Di saat itu, dengan cepat Barong membuka mulutnya lebar-lebar. Angin dimasukkan ke dalam tubuhnya—bahkan hingga Soera turut merasakan desakan angin masuk ke dalam mulutnya. Ia mengisap apa yang ada di sekitar termasuk Rangda yang kini mencoba terbang ke atas.
Rangda terus menerus mengepakkan sayap melawan arah. Sayap-sayap cokelat yang berguguran terisap ke dalam. Seperti abu di atas tanggul, garuda besar itu hanya bisa menguatkan kepakan sayap. Soera hanya bisa memejam mata, ketika garuda itu tertelan ke dalam tubuhnya—hingga ia pun entah kenapa turut tertelan isapan. Jatuh ke dalam lubang tak berdasar.
.
.
"SERANG!!"
Dentuman meriam memekakkan telinga. Rentetan senjata buat jeritan meraung kencang. Tombak dan kerislah yang ada di genggaman tangan segerombolan orang berkulit sawo matang. Tubuh pemuda pemudi jatuh bertumpukan, namun segerombolan orang datang kembali menyerang. Darah menjadi penghias tanah, bau besi juga asap menusuk hidung.

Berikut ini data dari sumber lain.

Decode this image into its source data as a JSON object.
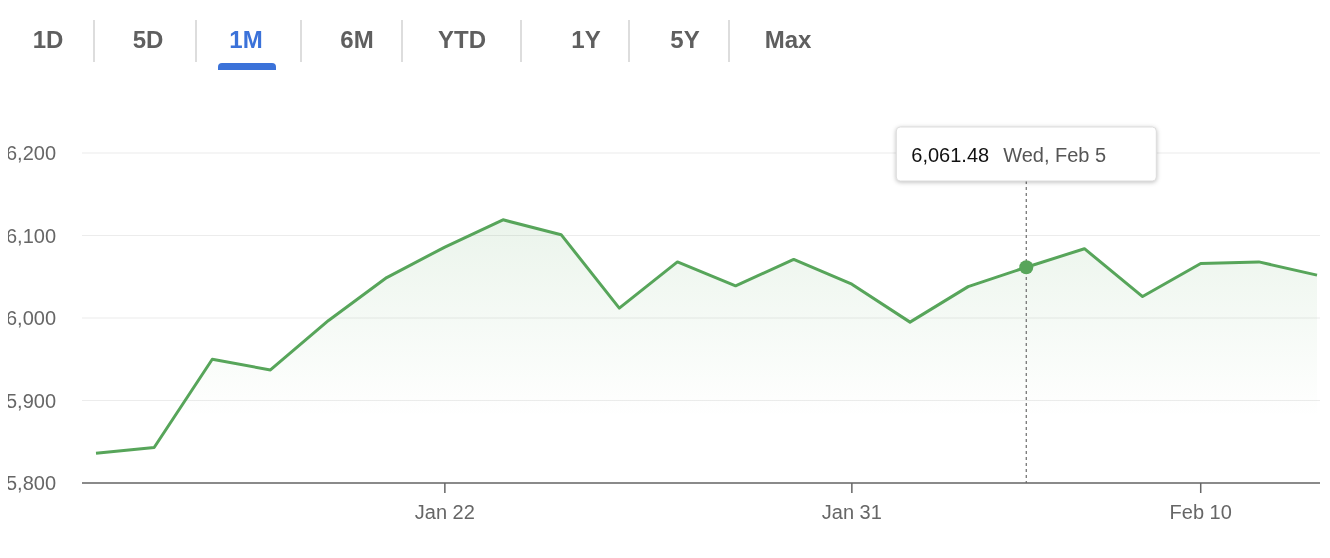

Soera hanya bisa membelalakkan matanya kesekian kali. Pemandangannya telah berubah dari pertarungan Barong dengan Rangda, menjadi kondisi peperangan di suatu kerajaan.
Ia sendiri berada di atas ketinggian hingga bisa melihat keadaan perang. Bukan, bukan badan Soera Bratha. Melainkan tubuh Barong seperti saat pertarungan sebelumnya. Ia mengerutkan alis, seiring gerakan kepala Barong yang meneleng ke kanan. Soera sendiri pun masih tak mengerti mengapa ia berada di tubuh sosok perlambang kebajikan.
Apakah ini yang dinamakan meditasi? Menyinkronkan diri dengan Barong, menjadikan mereka satu kesatuan yang saling berkebutuhan. Jika memang apa yang dilihatnya adalah sebab dari meditasi yang dilakukan, berarti ... apakah semua ini adalah ingatan Barong selama hidupnya?
Dan juga kondisi peperangan ini ... ia pernah melihat gambar seperti ini sebelumnya. Terutama dengan perbedaan kontras antara dua pihak yang saling berperang. Bule putih dengan penduduk asli suatu kerajaan. Seakan-akan ia berada di zaman perang ... saat menghadapi kolonial Belanda.
.
KAMU SEDANG MEMBACA
Barong
FantasySejak kecil ia bisa melihat 'mereka'. Mereka adalah sang penunggu. Mereka yang terus menerus mengintilinya. Mereka yang diam namun seakan ingin mengucap. Termasuk kini, saat ia berdiri di bandara internasional Ngurah Rai. Di hadapannya, sosok penu...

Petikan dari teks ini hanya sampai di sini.